2) Consideration of Grupo Clarín's Special-purpose Merger Unconsolidated Financial Statement as of June 30, 2016.
3) Consideration of the Merger and Split-up Special-purpose Unconsolidated Combined Balance Sheet as of June 30, 2016.
4) Approval of the Pre-Merger Commitment executed by the Company on August 16, 2016 with Southtel Holdings S.A., Vistone S.A., Compañía Latinoamericana de Cable S.A. and CV B Holding S.A.
5) Consideration of the proposal for the partial split-up of the Company. Incorporation of a new corporation (sociedad anónima), to which the assets and liabilities to be split-up will be transferred, approval of its bylaws, granting of authorization to carry out acts related to its corporate purpose during the period in which the new corporation is a corporation "in formation" until its due registration, application by the new corporation for its admission to the public offering regime and for the listing of its shares on the Buenos Aires Stock Exchange and on any other local or foreign stock exchange or securities market. Approval of the "split ratio" ("relación de canje"). Limitation to shareholders' withdrawal rights pursuant to Section 245, 2nd paragraph of Law No. 19,550.
6) Subject to the decision adopted in connection with item (5) of the agenda, appointment of the members and alternate members of the Board of Directors of the new corporation.
7) Subject to the decision adopted in connection with item (5) of the agenda, appointment of the members and alternate members of the Supervisory Committee of the new corporation.
8) Subject to the decision adopted in connection with item (5) of the agenda, appointment of the external auditors of the new corporation.

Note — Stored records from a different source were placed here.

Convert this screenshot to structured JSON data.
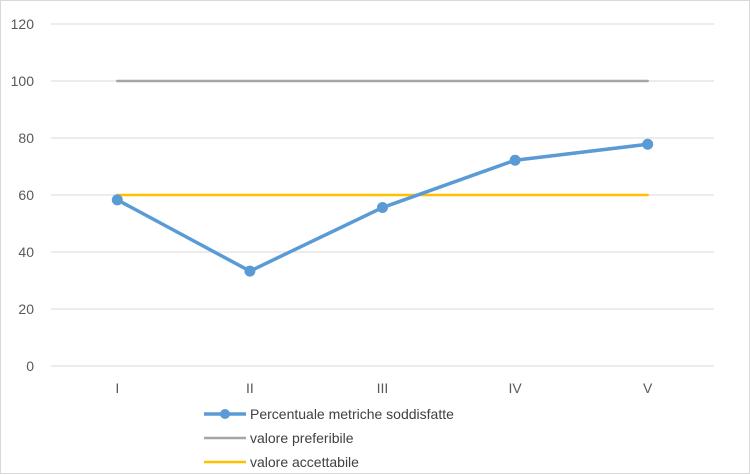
{
  "chart_data": {
    "type": "line",
    "categories": [
      "I",
      "II",
      "III",
      "IV",
      "V"
    ],
    "ylim": [
      0,
      120
    ],
    "yticks": [
      0,
      20,
      40,
      60,
      80,
      100,
      120
    ],
    "grid": true,
    "legend_position": "bottom",
    "series": [
      {
        "name": "Percentuale metriche soddisfatte",
        "values": [
          58.3,
          33.3,
          55.6,
          72.2,
          77.8
        ],
        "color": "#5B9BD5",
        "markers": true
      },
      {
        "name": "valore preferibile",
        "values": [
          100,
          100,
          100,
          100,
          100
        ],
        "color": "#A5A5A5",
        "markers": false
      },
      {
        "name": "valore accettabile",
        "values": [
          60,
          60,
          60,
          60,
          60
        ],
        "color": "#FFC000",
        "markers": false
      }
    ]
  }
}
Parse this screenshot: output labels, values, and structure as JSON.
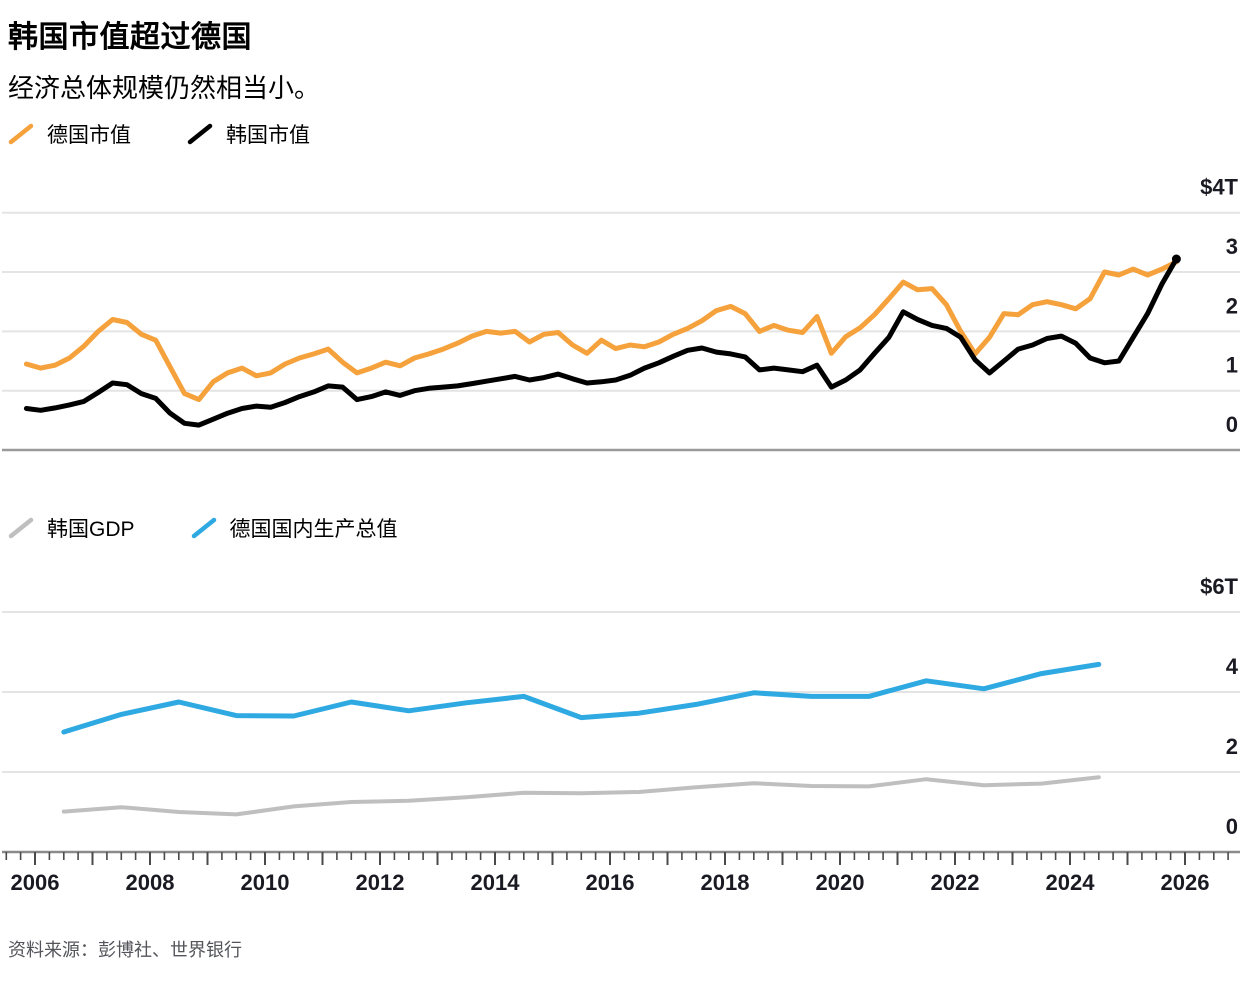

9) Subject to the decision adopted in connection with item (5) of the agenda, reduction of the Company's capital stock as a result of the partial split-up. Submission of request for approval by the Comisión Nacional de Valores (National Securities Commission) of a reduction of the nominal amount of the Company's capital stock authorized for public offering, and listed on the Bolsa de Comercio de Buenos Aires (Buenos Aires Stock Exchange), in each case, as a result of the split-up. Amendment of the Company's bylaws as a result of the split-up.
Jorge Carlos Rendo
Chairman, appointed by the Shareholders and the Board of Directors on April 25, 2016
Note: Shareholders of Class B book-entry shares registered with Caja de Valores S.A. are reminded that they must submit proof of their respective accounts and of their identity and capacity, as applicable, no later than September 22, 2016 between 11.00 a.m. and 5.00 p.m. at Calle Tacuarí 1846, Autonomous City of Buenos Aires.